Outro amigo, Luís Gomes, me avisou para comprar um volume das “Passagens”, de Walter Benjamin, editado pela UFMG. São 1165 páginas. Sou fã de carteirinha de Benjamin. Esse é da minha praia. Quando ele fala em “edificar as grandes construções a partir de elementos mínimos, confeccionados com agudeza e precisão, ou seja, a de descobrir na análise do pequeno momento singular o cristal do acontecimento total”, eu paro e passo uma manhã refletindo. Para mim, esse é o princípio indiciário de que trata Carlo Ginzburg. Ver o todo pela parte, como defende Edgar Morin. Estou citando adoidado. É nesse universo que eu transito. Quero o “cristal do acontecimento total”.

Nunca li Proust inteiro em português. Tenho uma edição francesa em três volumes com letras bem pequenas. Foi nela que li “Em busca de tempo perdido” de cabo a rabo. Agora, velho, releio, sempre no original, na tela do computador, com letras enormes. É muito mais fácil e agradável. As traduções brasileiras que conheço são todas medianas. Perde-se muito das nuanças e matizes. Se toda a filosofia ocidental não passa de notas de rodapé à obra de Platão, toda a literatura posterior a “Em busca do tempo perdido” não passa de nota de rodapé à obra de Marcel Proust. Truques narrativos e explorações psicológicas profundas de todo tipo já estão ali. Há muita gente que só continua escrevendo por não ter lido Proust. Melhor não ler mesmo.

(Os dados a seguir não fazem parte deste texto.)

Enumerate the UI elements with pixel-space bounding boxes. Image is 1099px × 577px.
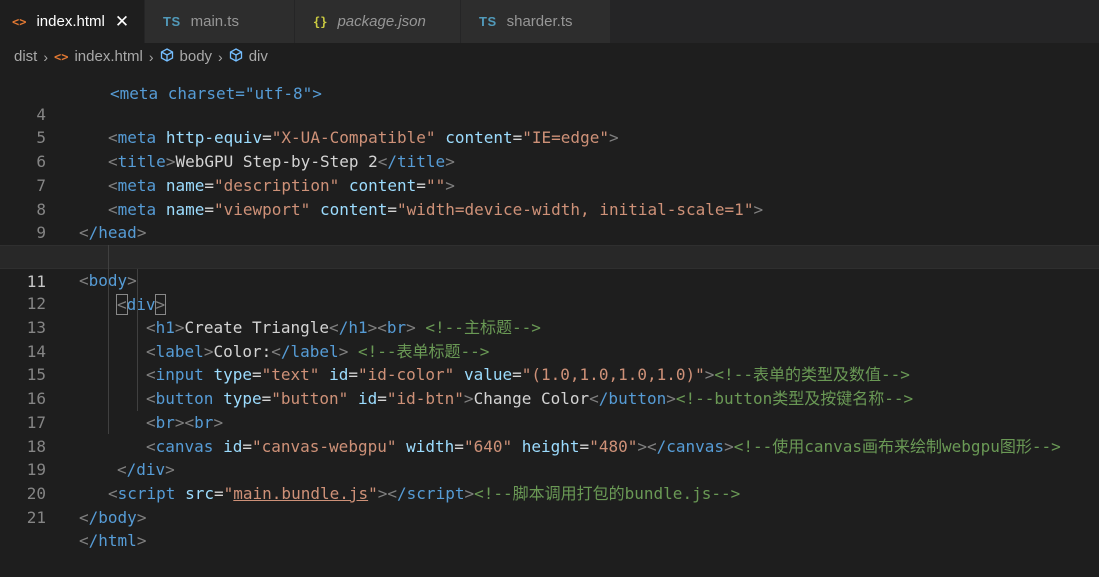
code-line: 9 [0, 198, 1099, 242]
code-line: 15 <button type="button" id="id-btn">Cha… [0, 340, 1099, 408]
code-text: </body> [79, 507, 147, 527]
element-icon [229, 48, 243, 65]
typescript-file-icon: TS [479, 14, 497, 29]
chevron-right-icon: › [148, 48, 154, 65]
html-file-icon: <> [54, 49, 69, 64]
tab-main-ts[interactable]: TS main.ts [145, 0, 295, 43]
code-editor[interactable]: <meta charset="utf-8"> 4 <meta http-equi… [0, 58, 1099, 551]
tab-label: main.ts [190, 13, 239, 30]
indent-guide [108, 244, 109, 434]
code-line-current: 11 <div> [0, 244, 1099, 316]
code-line: 17 <canvas id="canvas-webgpu" width="640… [0, 387, 1099, 456]
indent-guide [137, 268, 138, 411]
code-line: 4 <meta http-equiv="X-UA-Compatible" con… [0, 79, 1099, 148]
code-line: 7 <meta name="viewport" content="width=d… [0, 150, 1099, 219]
typescript-file-icon: TS [163, 14, 181, 29]
code-line: 14 <input type="text" id="id-color" valu… [0, 316, 1099, 385]
breadcrumb-body[interactable]: body [180, 48, 213, 65]
breadcrumb: dist › <> index.html › body › div [0, 43, 1099, 70]
line-number: 21 [26, 507, 46, 527]
tab-bar: <> index.html ✕ TS main.ts {} package.js… [0, 0, 1099, 43]
chevron-right-icon: › [43, 48, 49, 65]
tab-package-json[interactable]: {} package.json [295, 0, 461, 43]
html-file-icon: <> [12, 14, 27, 29]
code-line: 16 <br><br> [0, 363, 1099, 432]
code-text: </html> [79, 531, 147, 551]
tab-sharder-ts[interactable]: TS sharder.ts [461, 0, 611, 43]
json-file-icon: {} [313, 14, 328, 29]
breadcrumb-file[interactable]: index.html [74, 48, 142, 65]
element-icon [160, 48, 174, 65]
tab-label: sharder.ts [506, 13, 573, 30]
tab-label: index.html [36, 13, 105, 30]
code-line: 20 </body> [0, 458, 1099, 527]
code-line: 5 <title>WebGPU Step-by-Step 2</title> [0, 103, 1099, 171]
code-line: 12 <h1>Create Triangle</h1><br> <!--主标题-… [0, 269, 1099, 337]
code-line: 10 <body> [0, 221, 1099, 290]
code-line: 6 <meta name="description" content=""> [0, 126, 1099, 195]
code-line: 21 </html> [0, 482, 1099, 551]
code-line: 19 <script src="main.bundle.js"></script… [0, 435, 1099, 503]
code-line: 13 <label>Color:</label> <!--表单标题--> [0, 292, 1099, 361]
close-icon[interactable]: ✕ [115, 12, 129, 32]
code-line: 8 </head> [0, 174, 1099, 243]
breadcrumb-folder[interactable]: dist [14, 48, 37, 65]
breadcrumb-div[interactable]: div [249, 48, 268, 65]
code-line: 18 </div> [0, 411, 1099, 480]
tab-label: package.json [337, 13, 426, 30]
chevron-right-icon: › [218, 48, 223, 65]
tab-index-html[interactable]: <> index.html ✕ [0, 0, 145, 43]
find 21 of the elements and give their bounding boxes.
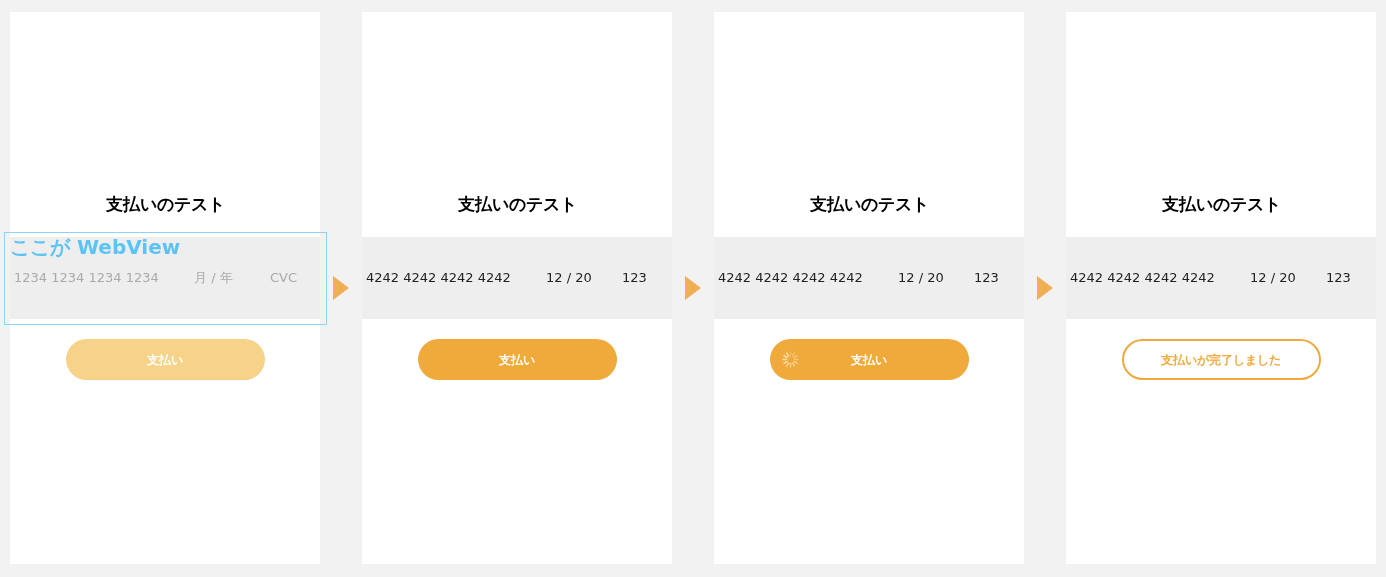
arrow-icon — [685, 276, 701, 300]
screen-title: 支払いのテスト — [1161, 193, 1281, 216]
expiry-field[interactable]: 月 / 年 — [194, 268, 270, 288]
card-number-field[interactable]: 4242 4242 4242 4242 — [366, 268, 546, 288]
annotation-label: ここが WebView — [10, 234, 181, 260]
arrow-icon — [1037, 276, 1053, 300]
expiry-field[interactable]: 12 / 20 — [898, 268, 974, 288]
screen-title: 支払いのテスト — [457, 193, 577, 216]
card-number-field[interactable]: 4242 4242 4242 4242 — [718, 268, 898, 288]
screen-title: 支払いのテスト — [105, 193, 225, 216]
cvc-field[interactable]: CVC — [270, 268, 316, 288]
cvc-field[interactable]: 123 — [974, 268, 1020, 288]
screen-title: 支払いのテスト — [809, 193, 929, 216]
cvc-field[interactable]: 123 — [1326, 268, 1372, 288]
card-number-field[interactable]: 1234 1234 1234 1234 — [14, 268, 194, 288]
card-number-field[interactable]: 4242 4242 4242 4242 — [1070, 268, 1250, 288]
arrow-icon — [333, 276, 349, 300]
cvc-field[interactable]: 123 — [622, 268, 668, 288]
spinner-icon — [781, 351, 799, 368]
expiry-field[interactable]: 12 / 20 — [1250, 268, 1326, 288]
expiry-field[interactable]: 12 / 20 — [546, 268, 622, 288]
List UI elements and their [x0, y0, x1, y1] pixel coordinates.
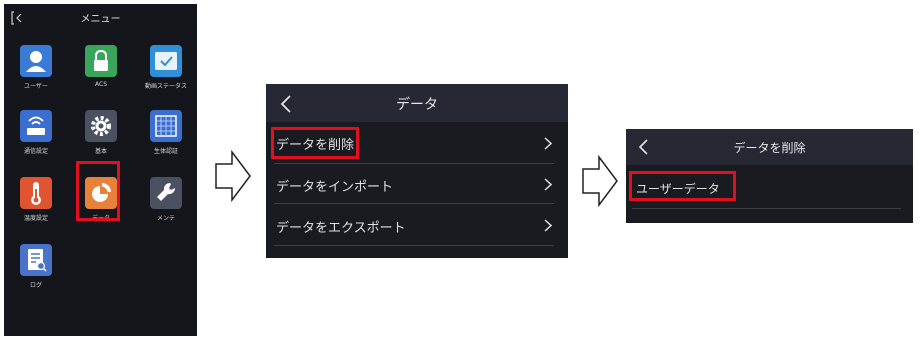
menu-item-label: データをインポート — [276, 180, 394, 195]
delete-data-title: データを削除 — [733, 141, 806, 155]
chevron-right-icon — [544, 137, 552, 150]
chevron-right-icon — [544, 178, 552, 191]
menu-tile-label: メンテ — [156, 215, 175, 222]
video-status-icon — [150, 45, 182, 77]
user-icon — [20, 45, 52, 77]
menu-tile-label: 動画ステータス — [144, 83, 187, 90]
menu-tile-label: 生体認証 — [153, 148, 178, 155]
menu-tile-label: ログ — [29, 282, 42, 289]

Há muito que divido autores em dois grupos: construtores de mitos e desconstrutores. Só me apaixono pelos do segundo grupo. Seres humanos, em geral, preferem o calor confortável de uma tribo. Permanecer no grupo exige sempre aprovar os seus gestos e rituais. Eu gosto mesmo é de retirar camada por camada dos imaginários para ver o que deles resta ou como se formaram. Dizer o que estou dizendo não significa que não estou aberto a novas sensações ou que não tenho prazer com a atualidade. Nada disso. Quando, porém, volto aos chamados clássicos, sinto vertigens. Não com todos. Nada sinto lendo Virgílio. Fico de pedra, de mármore, com cara de paisagem. Isso não me impede de reconhecer a grandeza histórica de um imenso escritor universal.

A poesia atual não me comove. Sou de Baudelaire, Rimbaud, Eliot e Vallejo. Adoro um pequeno livro de Pablo Neruda, “Vinte poemas de amor e uma canção desesperada”. Gosto de arte de descobrimento, aquela que traz à tona múltiplos sentidos encobertos ao olhar comum. Ou, ao contrário, de uma arte tão enigmática que seja impenetrável. Provavelmente estou errado em tudo. Já é tarde para tentar mudar.

Já achei o cristal do meu pequeno acontecimento total.